Table of Contents
Definition of Matrix
A matrix is a rectangular array of numbers, symbols, or other objects. The numbers in a matrix are usually denoted by lowercase letters, while the symbols are usually denoted by uppercase letters.
Introduction to Matrices
A matrix is a rectangular array of numbers, symbols, or other objects. The numbers in a matrix are usually denoted by lowercase letters, and the rows and columns are usually numbered.
A matrix has a number of properties that can be used to describe it. For example, the matrix
A =
has the following properties:
A is a 2×3 matrix.
A has six entries: A[1,1], A[1,2], A[1,3], A[2,1], A[2,2], A[2,3].
A is symmetric: A[1,2] = A[2,1].
A is positive semidefinite: A[1,1] ≥ 0 and A[1,2] ≥ 0.
A =
has the following properties:
A is a 3×2 matrix.
A has six entries: A[1,1], A[1,2], A[1,3], A[2,1], A[2,2], A[2,3].
A is symmetric: A[1,2] = A[2,1].
A is positive semidefinite: A[1,1] ≥ 0 and A[1,2] ≥ 0.
Introduction to Matrix Algebra: Addition, Subtraction, and Multiplication
Matrix algebra is a powerful tool for solving mathematical problems. In matrix algebra, a matrix is a rectangular array of numbers, symbols, or other mathematical objects. The numbers in a matrix are called its elements, or entries.
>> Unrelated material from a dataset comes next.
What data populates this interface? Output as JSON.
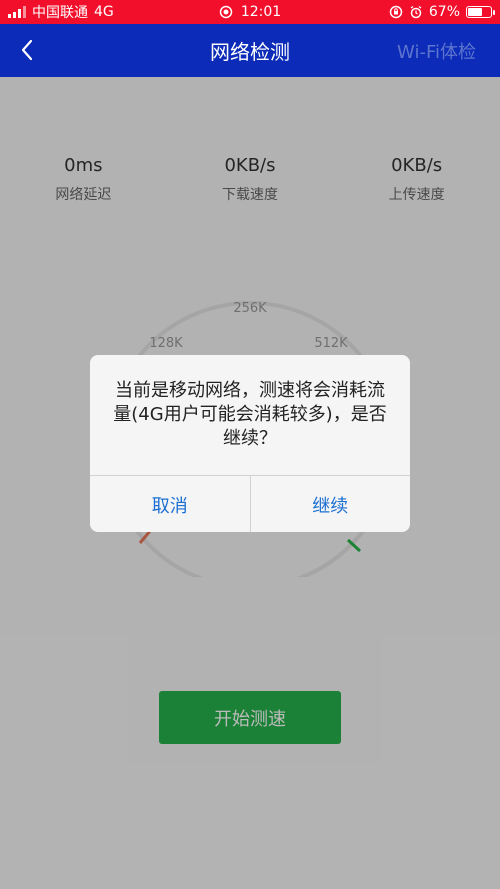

Matrix addition is the simplest type of matrix operation. To add two matrices, simply add the corresponding elements of the matrices together. For example, the addition of the matrices
A =
[1 2 3]B =
[4 5 6]C =
[7 8 9]would produce the matrix
C =
[1 2 3] [4 5 6] [7 8 9]Introduction to Matrices and Determinants
A matrix is a rectangular array of numbers, symbols, or other mathematical objects. The numbers in a matrix are usually denoted by lowercase letters, while the symbols are usually denoted by uppercase letters. The first number in a matrix is located in the upper left-hand corner, and the last number is located in the lower right-hand corner.
A determinant is a mathematical object that is associated with a square matrix. The determinant of a matrix is a number that is located in the lower right-hand corner of the matrix. The determinant of a matrix is usually denoted by the symbol det.
Concept of Eigenvalues and Eigenvectors
An eigenvector or characteristic vector of a square matrix A is a nonzero vector v satisfying the equation
Av = λv,
where λ is a scalar called the eigenvalue associated with v. If v is an eigenvector of A, then A is called an eigenvalue matrix, and λ is called the eigenvalue of v.
If λ is not zero, then v is an eigenvector of A and A is said to be diagonalizable. If λ is zero, then v is not an eigenvector of A.